African American Read-In celebrates 30 Years at UofL

Thirty years ago, a group of UofL scholars gathered to read African American authors’ works aloud, celebrating literature during Black History Month. Led by Celeste Nichols, who in 1992 earned her PhD at UofL – the first African American to do so – the event boasted such auspicious attendees as Blaine Hudson, later Dean of Arts and Sciences, and Ed Lassiter, who worked in a variety of roles at UofL including as director of Black Student Affairs.


Ed Lassiter (r) emcees at the African American Read-In in 2019.

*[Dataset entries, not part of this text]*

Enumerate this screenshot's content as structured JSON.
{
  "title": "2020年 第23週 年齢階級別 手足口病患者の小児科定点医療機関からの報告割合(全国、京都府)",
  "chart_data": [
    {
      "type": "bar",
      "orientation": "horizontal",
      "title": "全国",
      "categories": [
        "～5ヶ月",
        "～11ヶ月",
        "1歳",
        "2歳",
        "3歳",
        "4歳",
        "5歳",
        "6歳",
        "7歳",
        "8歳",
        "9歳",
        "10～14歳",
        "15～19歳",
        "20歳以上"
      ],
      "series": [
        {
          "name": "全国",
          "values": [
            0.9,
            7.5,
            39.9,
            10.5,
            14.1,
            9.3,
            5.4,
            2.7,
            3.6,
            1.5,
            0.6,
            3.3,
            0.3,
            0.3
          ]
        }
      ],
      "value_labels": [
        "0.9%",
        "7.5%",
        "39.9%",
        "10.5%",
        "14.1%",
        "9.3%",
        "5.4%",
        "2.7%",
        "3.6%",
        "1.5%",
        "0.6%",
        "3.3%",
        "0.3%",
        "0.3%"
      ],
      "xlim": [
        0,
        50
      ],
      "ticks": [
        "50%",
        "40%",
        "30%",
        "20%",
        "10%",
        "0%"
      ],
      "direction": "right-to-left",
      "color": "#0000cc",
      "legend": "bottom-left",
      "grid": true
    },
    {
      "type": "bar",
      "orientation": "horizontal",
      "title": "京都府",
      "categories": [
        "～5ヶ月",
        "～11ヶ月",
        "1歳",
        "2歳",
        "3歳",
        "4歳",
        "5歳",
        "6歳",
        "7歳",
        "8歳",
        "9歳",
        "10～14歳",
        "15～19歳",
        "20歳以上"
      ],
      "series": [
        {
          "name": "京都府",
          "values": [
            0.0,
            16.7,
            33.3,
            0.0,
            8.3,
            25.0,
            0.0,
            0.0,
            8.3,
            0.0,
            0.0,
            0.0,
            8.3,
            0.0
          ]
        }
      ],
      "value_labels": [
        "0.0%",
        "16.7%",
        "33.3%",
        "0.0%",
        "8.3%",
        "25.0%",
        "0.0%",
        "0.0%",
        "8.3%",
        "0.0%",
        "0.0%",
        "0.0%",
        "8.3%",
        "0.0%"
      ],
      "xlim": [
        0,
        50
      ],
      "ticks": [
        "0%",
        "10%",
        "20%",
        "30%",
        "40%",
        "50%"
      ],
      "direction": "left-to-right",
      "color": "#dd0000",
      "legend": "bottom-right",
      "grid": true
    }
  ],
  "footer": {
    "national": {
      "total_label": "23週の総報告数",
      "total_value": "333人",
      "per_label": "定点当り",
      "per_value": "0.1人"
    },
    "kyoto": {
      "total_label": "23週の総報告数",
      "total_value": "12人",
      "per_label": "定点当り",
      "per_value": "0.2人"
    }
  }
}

This year, on February 10, UofL’s African American Read-In celebrates its 30th anniversary. Readers will gather in Ekstrom Library’s east side lobby from 10 a.m.-2 p.m. to read their favorite authors’ works aloud. Lassiter returns as the event’s emcee, Joan D’Antoni and Fannie Mae Cox continue as organizers, students, faculty, staff and the public are invited. Thus the tradition begun by Nichols, who passed away in 1996, continues.

UofL’s event is sponsored by the University Libraries, the UofL English Department, and the Commission on Diversity and Racial Equity (CODRE). The Black Caucus of the National Council of Teachers of English founded the event nationally in 1990 to celebrate literacy during Black History Month.

Volunteers who would like to read are invited to contact D’Antoni, U of L professor of English Composition, at to schedule a time. Readers receive free books; attendees have the chance to win free books via periodic drawings.

Books to be handed out include I’m Down, Mishna Wolff; Living by the Word, Alice Walker; The Work, Wes Moore; Sassafrass, Cypress and Indigo, Ntozake Shange; and The Story of Ruby Bridges, Robert Coles, among many others.